No te fíes de tus super-habilidades

habilidad

-Tengo la escalera guardada, para lo que es, me subo en la silla y acabo antes –

-Cruzo por aquí mismo que el paso de peatones me pilla a trasmano –

-Sólo es un taladro, las gafas las tengo guardadas en el cuarto trastero, tardo más en buscarlas que en lo que tengo que hacer –

-Sólo va a ser un rato con el ordenador, lo hago en esta mesa aunque me pille muy alta, por no cambiar las cosas de sitio… –

¿Cuántas veces hemos oído estas frases o parecidas? ¿Cuántas veces hemos presenciado situaciones similares? ¿cuántas veces hemos hecho nosotros lo mismo?

¿Qué nos hace realizar ciertas tareas de forma insegura incluso teniendo los medios adecuados?

Tal vez, en esas situaciones nuestra mente hace este cálculo sin ser nosotros conscientes:

Lo que tardo y me cuesta físicamente ir a por la escalera ≥ la probabilidad de que me caiga de la silla

Pero seguramente tomamos estas decisiones de manera tan rápida, que hacemos un cálculo del riesgo bastante subjetivo.

Tal vez no me ha dado tiempo a incluir en esta cuenta que estoy en casa con las zapatillas de chancla, que la caja que iba a coger estaba demasiado alta y además tenía otra encima…

Muchas de las acciones que hacemos a diario en casa, en la calle, son asimilables perfectamente a muchas de las tareas que realizamos en nuestros trabajos: escribir en un ordenador, subirnos a una escalera, utilizar una máquina, conducir, etc., si conseguimos percibir de forma objetiva los riesgos de estas actividades cotidianas y nos habituamos a hacerlas de manera segura, estaremos dando el primer paso para conseguir prevenir también los riesgos laborales.

Además, no debemos pasar por alto, que nuestra actitud puede resultar multiplicadora de hábitos seguros entre compañeros y muy especialmente en la familia, con nuestros niños.

Pero… ¿cómo podemos percibir de forma objetiva los riesgos?
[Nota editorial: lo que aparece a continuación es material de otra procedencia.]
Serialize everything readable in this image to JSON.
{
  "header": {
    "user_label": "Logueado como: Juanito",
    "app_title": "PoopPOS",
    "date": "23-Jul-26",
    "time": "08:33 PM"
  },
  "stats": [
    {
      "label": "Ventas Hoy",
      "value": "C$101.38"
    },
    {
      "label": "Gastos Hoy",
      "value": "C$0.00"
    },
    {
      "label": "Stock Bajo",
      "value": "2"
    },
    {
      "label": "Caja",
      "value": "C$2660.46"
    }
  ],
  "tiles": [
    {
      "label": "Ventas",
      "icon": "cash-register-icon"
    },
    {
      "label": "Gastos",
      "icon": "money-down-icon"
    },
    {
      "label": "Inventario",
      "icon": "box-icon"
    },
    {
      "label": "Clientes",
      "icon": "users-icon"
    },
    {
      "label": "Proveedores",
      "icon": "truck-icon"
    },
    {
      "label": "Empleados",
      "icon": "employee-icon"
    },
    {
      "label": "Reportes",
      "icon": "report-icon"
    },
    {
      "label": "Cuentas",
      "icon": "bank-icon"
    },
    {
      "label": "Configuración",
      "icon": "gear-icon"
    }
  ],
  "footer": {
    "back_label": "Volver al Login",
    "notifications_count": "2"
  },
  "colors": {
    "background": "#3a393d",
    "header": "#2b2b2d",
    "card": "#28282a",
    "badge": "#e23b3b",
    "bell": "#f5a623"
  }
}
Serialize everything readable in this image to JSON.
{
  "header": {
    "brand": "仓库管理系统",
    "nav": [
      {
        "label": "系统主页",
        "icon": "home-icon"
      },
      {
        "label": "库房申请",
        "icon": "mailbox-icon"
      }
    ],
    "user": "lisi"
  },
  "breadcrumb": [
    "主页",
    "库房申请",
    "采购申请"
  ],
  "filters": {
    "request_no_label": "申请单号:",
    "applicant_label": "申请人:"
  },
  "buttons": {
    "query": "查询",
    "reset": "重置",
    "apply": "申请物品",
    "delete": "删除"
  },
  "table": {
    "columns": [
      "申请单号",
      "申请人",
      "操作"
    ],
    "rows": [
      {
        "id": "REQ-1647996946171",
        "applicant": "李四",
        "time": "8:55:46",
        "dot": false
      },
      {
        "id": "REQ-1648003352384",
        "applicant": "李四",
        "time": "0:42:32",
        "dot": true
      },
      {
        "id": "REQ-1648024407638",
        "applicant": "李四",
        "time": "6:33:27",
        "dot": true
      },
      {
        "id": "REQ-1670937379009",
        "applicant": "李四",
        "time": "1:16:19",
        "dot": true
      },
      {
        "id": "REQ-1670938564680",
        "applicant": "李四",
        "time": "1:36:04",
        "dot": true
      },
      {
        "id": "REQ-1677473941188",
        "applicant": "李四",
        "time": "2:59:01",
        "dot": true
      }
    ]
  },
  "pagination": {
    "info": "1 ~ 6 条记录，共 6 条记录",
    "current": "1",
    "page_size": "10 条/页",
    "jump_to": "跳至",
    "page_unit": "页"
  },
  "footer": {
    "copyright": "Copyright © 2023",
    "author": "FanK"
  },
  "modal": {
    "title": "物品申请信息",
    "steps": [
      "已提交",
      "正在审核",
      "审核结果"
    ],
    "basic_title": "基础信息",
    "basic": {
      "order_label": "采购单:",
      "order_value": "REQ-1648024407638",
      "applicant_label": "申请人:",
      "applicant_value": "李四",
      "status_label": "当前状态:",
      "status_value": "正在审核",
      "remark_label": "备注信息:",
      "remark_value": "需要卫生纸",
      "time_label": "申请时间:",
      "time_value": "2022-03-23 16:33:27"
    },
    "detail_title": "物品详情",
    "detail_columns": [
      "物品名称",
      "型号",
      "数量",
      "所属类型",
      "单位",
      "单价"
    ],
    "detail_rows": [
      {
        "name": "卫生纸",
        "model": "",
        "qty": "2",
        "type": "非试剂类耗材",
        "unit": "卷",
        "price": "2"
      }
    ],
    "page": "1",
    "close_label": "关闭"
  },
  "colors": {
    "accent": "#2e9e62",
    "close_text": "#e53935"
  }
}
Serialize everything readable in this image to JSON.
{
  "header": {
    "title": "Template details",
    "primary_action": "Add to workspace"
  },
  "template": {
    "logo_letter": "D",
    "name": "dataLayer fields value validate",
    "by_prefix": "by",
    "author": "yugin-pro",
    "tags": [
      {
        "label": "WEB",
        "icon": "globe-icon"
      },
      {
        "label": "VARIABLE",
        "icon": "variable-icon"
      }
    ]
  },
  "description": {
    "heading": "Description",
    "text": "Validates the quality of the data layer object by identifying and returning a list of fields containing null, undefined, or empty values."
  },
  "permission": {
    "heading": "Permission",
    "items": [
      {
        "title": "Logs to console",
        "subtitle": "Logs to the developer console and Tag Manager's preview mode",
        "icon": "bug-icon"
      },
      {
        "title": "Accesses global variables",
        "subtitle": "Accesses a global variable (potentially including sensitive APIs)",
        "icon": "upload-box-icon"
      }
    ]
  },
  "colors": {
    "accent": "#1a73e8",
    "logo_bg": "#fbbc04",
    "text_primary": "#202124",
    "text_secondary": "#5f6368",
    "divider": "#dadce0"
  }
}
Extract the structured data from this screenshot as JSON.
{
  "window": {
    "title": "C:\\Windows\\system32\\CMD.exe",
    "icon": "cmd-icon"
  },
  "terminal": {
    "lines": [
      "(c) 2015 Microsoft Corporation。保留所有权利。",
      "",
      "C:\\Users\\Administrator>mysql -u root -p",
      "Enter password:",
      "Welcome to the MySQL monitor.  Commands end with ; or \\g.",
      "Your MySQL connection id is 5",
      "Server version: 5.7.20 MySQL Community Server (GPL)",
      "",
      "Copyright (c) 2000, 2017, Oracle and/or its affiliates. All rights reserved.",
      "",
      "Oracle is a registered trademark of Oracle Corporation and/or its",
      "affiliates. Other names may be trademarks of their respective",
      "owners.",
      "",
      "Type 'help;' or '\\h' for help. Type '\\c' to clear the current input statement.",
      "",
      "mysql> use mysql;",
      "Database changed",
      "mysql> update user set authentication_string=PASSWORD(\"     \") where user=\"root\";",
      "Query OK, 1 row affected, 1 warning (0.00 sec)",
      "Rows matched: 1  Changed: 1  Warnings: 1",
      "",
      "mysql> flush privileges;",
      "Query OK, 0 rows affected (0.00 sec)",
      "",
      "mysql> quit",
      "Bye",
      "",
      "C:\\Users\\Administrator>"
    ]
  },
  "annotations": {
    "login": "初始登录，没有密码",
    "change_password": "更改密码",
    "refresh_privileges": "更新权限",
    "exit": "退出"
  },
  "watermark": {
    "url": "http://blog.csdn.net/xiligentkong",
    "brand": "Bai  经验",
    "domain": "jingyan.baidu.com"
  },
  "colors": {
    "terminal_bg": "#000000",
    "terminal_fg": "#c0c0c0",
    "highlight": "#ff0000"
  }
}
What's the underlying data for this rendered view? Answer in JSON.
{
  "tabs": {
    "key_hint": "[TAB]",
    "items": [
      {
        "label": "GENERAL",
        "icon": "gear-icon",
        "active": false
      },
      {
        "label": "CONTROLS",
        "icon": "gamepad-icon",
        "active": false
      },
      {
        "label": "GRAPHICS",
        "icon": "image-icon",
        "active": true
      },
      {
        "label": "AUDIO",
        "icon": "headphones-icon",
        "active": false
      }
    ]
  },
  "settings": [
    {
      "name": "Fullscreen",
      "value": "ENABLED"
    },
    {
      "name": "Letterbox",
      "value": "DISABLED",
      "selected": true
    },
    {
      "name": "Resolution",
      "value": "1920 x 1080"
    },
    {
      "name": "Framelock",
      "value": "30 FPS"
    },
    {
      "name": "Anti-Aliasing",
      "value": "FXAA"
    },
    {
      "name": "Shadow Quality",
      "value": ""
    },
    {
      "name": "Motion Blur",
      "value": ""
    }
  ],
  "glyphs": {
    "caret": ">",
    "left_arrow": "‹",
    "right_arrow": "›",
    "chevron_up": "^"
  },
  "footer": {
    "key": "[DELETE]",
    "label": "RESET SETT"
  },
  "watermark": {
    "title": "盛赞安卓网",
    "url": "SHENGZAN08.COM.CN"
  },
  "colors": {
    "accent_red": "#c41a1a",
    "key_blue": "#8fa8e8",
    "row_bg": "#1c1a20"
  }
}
Aquí van algunos consejos indicados para antes de comenzar la tarea:

  • Verbalizar lo que queremos hacer, o apuntarlo en un papel. Esto nos dará tiempo para reflexionar un poco más e identificar todas las posibles fuentes de riesgo (la caja está demasiado alta para la escalera que tengo, lo que tengo que escribir en el ordenador me va a llevar mucho tiempo, etc.).
  • Planificar lo que necesitamos: tengo que hacer “esto”, necesito “estos equipos”, “este tiempo”, etc.
  • Planificar cuándo lo vamos a hacer, poner fecha y hora. Nos dará más pereza realizar correctamente la tarea, si no tenemos tiempo suficiente porque se me hace tarde para ir a comprar, o tengo que ir a recoger a los niños. Esto vale también para cuando debemos utilizar los pasos de peatones o conducir, si vamos con el tiempo muy justo… ya sabemos lo que pasa. Apliquemos el refrán “vísteme despacio que tengo prisa”.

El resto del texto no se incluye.